Chow Tai Fook Adds Australia Power Firm to Property, JewelryBy , , and
Takeover of Alinta said to be valued at more than $3.1 billion
TPG-owned energy company had been slated for 2017 share sale
Chow Tai Fook Enterprises Ltd., the Hong Kong conglomerate known for its chain of jewelry shops across China, agreed to acquire Alinta Energy Holdings Ltd. in a multi-billion dollar deal that marks the family-owned group’s foray into Australian utilities.
The companies announced the transaction in separate statements on Thursday, without disclosing financial details. Chow Tai Fook agreed to pay investors including buyout firm TPG Capital more than A$4 billion ($3.1 billion), people with knowledge of the matter said, asking not to be identified because the details are private. Alinta’s assets span nationwide energy retailing through power generation for industrial customers.
The transaction is Chow Tai Fook’s most ambitious overseas expansion in recent years and comes at a pivotal moment for the conglomerate as it undergoes a leadership transition. The Cheng family heads a group that includes four listed units with a combined market of more than $25 billion. Among those are New World Development Co., one of Hong Kong’s largest property developers, and Chow Tai Fook Jewellery Group Ltd., whose chain of luxury stores generates more revenue than Tiffany & Co.
Chow Tai Fook follows in the footsteps of another Hong Kong group, property tycoon Li Ka-shing’s Cheung Kong Property Holdings Ltd., in scouring Australia for assets. This week, Hong Kong’s richest man won shareholder approval to pursue the A$7.4 billion takeover of power provider Duet Group to add an energy network that covers an area three times the size of the Chinese city.
Australian utilities the likes of Alinta and Duet have attracted foreign interest because of their steady cash flows from gas and electricity assets -- the country’s power companies are overseen by national and state regulators, which decide how much network operators can charge. The utilities offer relatively high yields for Asian investors often crimped by price caps elsewhere.
Last year, Chow Tai Fook acquired a luxury Bahamas resort that’s slated to open this year with a casino, hotel and golf course. “Alinta Energy would be Chow Tai Fook Enterprises’ first significant investment in Australia outside of real estate and integrated resorts,” the Hong Kong company said in its statement.
Obscure Energy Deals
The takeover would test the Cheng family’s ability to manage large-scale utilities assets.
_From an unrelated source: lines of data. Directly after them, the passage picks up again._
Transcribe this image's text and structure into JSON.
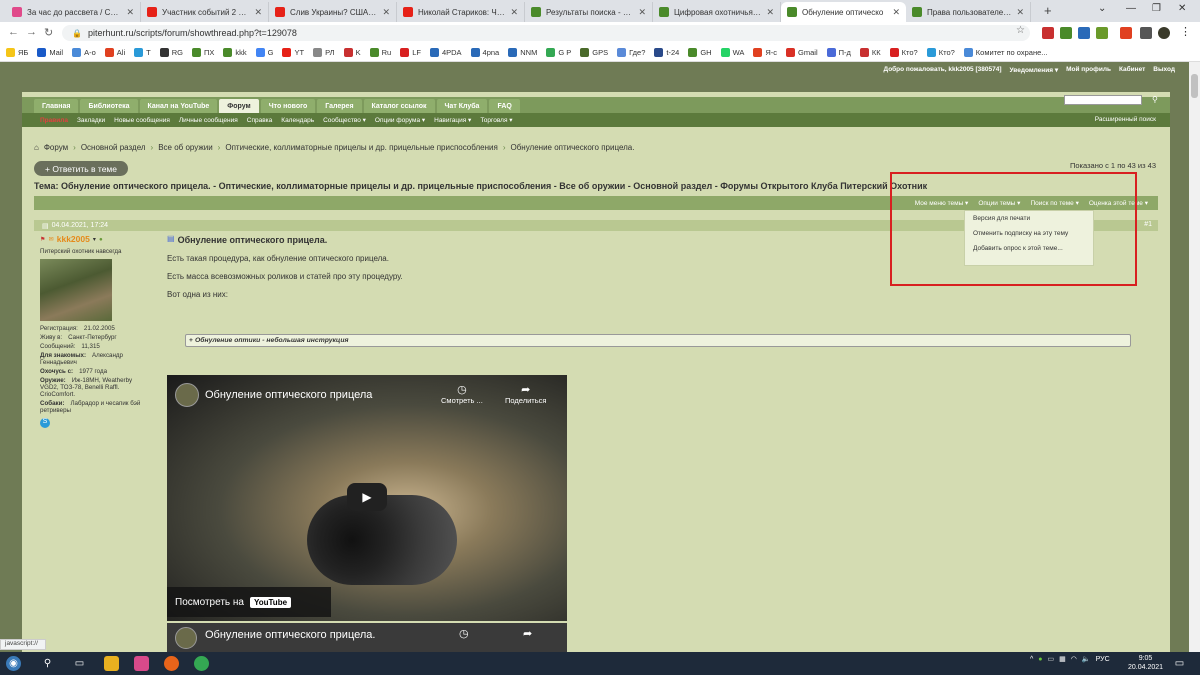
{
  "browser": {
    "tabs": [
      {
        "title": "За час до рассвета / Серд",
        "icon": "colorful-app-icon",
        "color": "#e04a8a"
      },
      {
        "title": "Участник событий 2 мая в",
        "icon": "youtube-icon",
        "color": "#e62117"
      },
      {
        "title": "Слив Украины? США подк",
        "icon": "youtube-icon",
        "color": "#e62117"
      },
      {
        "title": "Николай Стариков: Чехия",
        "icon": "youtube-icon",
        "color": "#e62117"
      },
      {
        "title": "Результаты поиска - Фору",
        "icon": "forum-icon",
        "color": "#4a8a2a"
      },
      {
        "title": "Цифровая охотничья нас",
        "icon": "forum-icon",
        "color": "#4a8a2a"
      },
      {
        "title": "Обнуление оптическо",
        "icon": "forum-icon",
        "color": "#4a8a2a",
        "active": true
      },
      {
        "title": "Права пользователей по",
        "icon": "forum-icon",
        "color": "#4a8a2a"
      }
    ],
    "url": "piterhunt.ru/scripts/forum/showthread.php?t=129078",
    "bookmarks": [
      {
        "label": "ЯБ",
        "color": "#f5c518"
      },
      {
        "label": "Mail",
        "color": "#1a5ac8"
      },
      {
        "label": "A-o",
        "color": "#4a8ad8"
      },
      {
        "label": "Ali",
        "color": "#e04020"
      },
      {
        "label": "T",
        "color": "#2a9ad8"
      },
      {
        "label": "RG",
        "color": "#333"
      },
      {
        "label": "ПХ",
        "color": "#4a8a2a"
      },
      {
        "label": "kkk",
        "color": "#4a8a2a"
      },
      {
        "label": "G",
        "color": "#4285f4"
      },
      {
        "label": "YT",
        "color": "#e62117"
      },
      {
        "label": "РЛ",
        "color": "#888"
      },
      {
        "label": "K",
        "color": "#c83030"
      },
      {
        "label": "Ru",
        "color": "#4a8a2a"
      },
      {
        "label": "LF",
        "color": "#d82020"
      },
      {
        "label": "4PDA",
        "color": "#2a6ab8"
      },
      {
        "label": "4pna",
        "color": "#2a6ab8"
      },
      {
        "label": "NNM",
        "color": "#2a6ab8"
      },
      {
        "label": "G P",
        "color": "#34a853"
      },
      {
        "label": "GPS",
        "color": "#4a6a2a"
      },
      {
        "label": "Где?",
        "color": "#5a8ad8"
      },
      {
        "label": "t-24",
        "color": "#2a4a8a"
      },
      {
        "label": "GH",
        "color": "#4a8a2a"
      },
      {
        "label": "WA",
        "color": "#25d366"
      },
      {
        "label": "Я-с",
        "color": "#e04020"
      },
      {
        "label": "Gmail",
        "color": "#d93025"
      },
      {
        "label": "П-д",
        "color": "#4a6ad8"
      },
      {
        "label": "КК",
        "color": "#c83030"
      },
      {
        "label": "Кто?",
        "color": "#d82020"
      },
      {
        "label": "Кто?",
        "color": "#2a9ad8"
      },
      {
        "label": "Комитет по охране...",
        "color": "#4a8ad8"
      }
    ]
  },
  "forum": {
    "topbar": [
      "Добро пожаловать, kkk2005 [380574]",
      "Уведомления ▾",
      "Мой профиль",
      "Кабинет",
      "Выход"
    ],
    "nav_tabs": [
      {
        "label": "Главная"
      },
      {
        "label": "Библиотека"
      },
      {
        "label": "Канал на YouTube"
      },
      {
        "label": "Форум",
        "active": true
      },
      {
        "label": "Что нового"
      },
      {
        "label": "Галерея"
      },
      {
        "label": "Каталог ссылок"
      },
      {
        "label": "Чат Клуба"
      },
      {
        "label": "FAQ"
      }
    ],
    "subnav": {
      "rules": "Правила",
      "items": [
        "Закладки",
        "Новые сообщения",
        "Личные сообщения",
        "Справка",
        "Календарь",
        "Сообщество ▾",
        "Опции форума ▾",
        "Навигация ▾",
        "Торговля ▾"
      ],
      "advanced_search": "Расширенный поиск"
    },
    "breadcrumb": [
      "Форум",
      "Основной раздел",
      "Все об оружии",
      "Оптические, коллиматорные прицелы и др. прицельные приспособления",
      "Обнуление оптического прицела."
    ],
    "reply_button": "+ Ответить в теме",
    "shown_count": "Показано с 1 по 43 из 43",
    "thread_title": "Тема: Обнуление оптического прицела. - Оптические, коллиматорные прицелы и др. прицельные приспособления - Все об оружии - Основной раздел - Форумы Открытого Клуба Питерский Охотник",
    "thread_tools": [
      "Мое меню темы ▾",
      "Опции темы ▾",
      "Поиск по теме ▾",
      "Оценка этой теме ▾"
    ],
    "dropdown": [
      "Версия для печати",
      "Отменить подписку на эту тему",
      "Добавить опрос к этой теме..."
    ],
    "post": {
      "date": "04.04.2021, 17:24",
      "number": "#1",
      "user": {
        "name": "kkk2005",
        "title": "Питерский охотник навсегда",
        "rows": [
          {
            "label": "Регистрация:",
            "value": "21.02.2005"
          },
          {
            "label": "Живу в:",
            "value": "Санкт-Петербург"
          },
          {
            "label": "Сообщений:",
            "value": "11,315"
          },
          {
            "label": "Для знакомых:",
            "value": "Александр Геннадьевич"
          },
          {
            "label": "Охочусь с:",
            "value": "1977 года"
          },
          {
            "label": "Оружие:",
            "value": "Иж-18МН, Weatherby VGD2, ТОЗ-78, Benelli Raffl. CrioComfort."
          },
          {
            "label": "Собаки:",
            "value": "Лабрадор и чесапик бэй ретриверы"
          }
        ]
      },
      "title": "Обнуление оптического прицела.",
      "paragraphs": [
        "Есть такая процедура, как обнуление оптического прицела.",
        "Есть масса всевозможных роликов и статей про эту процедуру.",
        "Вот одна из них:"
      ],
      "spoiler": "Обнуление оптики - небольшая инструкция",
      "video": {
        "title": "Обнуление оптического прицела",
        "watch_later": "Смотреть ...",
        "share": "Поделиться",
        "watch_on": "Посмотреть на",
        "yt": "YouTube"
      },
      "video2": {
        "title": "Обнуление оптического прицела."
      }
    }
  },
  "status_text": "javascript://",
  "taskbar": {
    "lang": "РУС",
    "time": "9:05",
    "date": "20.04.2021"
  }
}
While the family has made a number of obscure energy investments in the last decade, including ones for coking coal in Mongolia and oil and gas projects in Argentina, most of those deals have been small.
With the sale, Alinta’s owners have abandoned a plan to hold initial public offering for the company this year. The IPO was delayed last year due to market volatility following the U.S. election. TPG and more than 30 lenders, including Oaktree Capital Group LLC, had taken control of Alinta as part of a debt-for-equity swap.
The sale comes at a tense time in Australia as the government battles an increase in power failures and surge in wholesale gas prices that has put pressure on energy markets. Prime Minister Malcolm Turnbull has directed utilities to increase the amount of gas available for domestic supply and warned the government could restrict oil and gas exports if companies fail to comply.
Foreign investment also remains a sensitive issue after Treasurer Scott Morrison barred separate bids for state-owned power network Ausgrid last year from Li and China’s State Grid Corp. Both Alinta and Duet takeovers are subject to approval by Australia’s Foreign Investment Review Board.
“It will get a much more forensic examination than used to be the case,” Peter Jennings, executive director of the Australian Strategic Policy Institute, said in an interview. “We are talking about an area that has a much higher area of sensitivity than has been the case in the past."
Jeff Dimery will continue as Alinta’s chief executive officer and the existing senior management team will also be retained, the company said.
At the Hong Kong conglomerate, 69-year-old patriarch Henry Cheng has been on leave from an unspecified illness since early this year. His 36-year-old son, Adrian Cheng, is the heir apparent. Founded in 1929, the group operates in more than 50 countries. Today’s deal is part of Chow Tai Fook’s accelerated expansion beyond Greater China as higher land costs in Hong Kong are poised to squeeze profit margins for developers.
"The core property business no longer guaranteed a high return like in the past," said Castor Pang, head of research at Core-Pacific Yamaichi HK. "The Cheng family isn’t the only one doing it."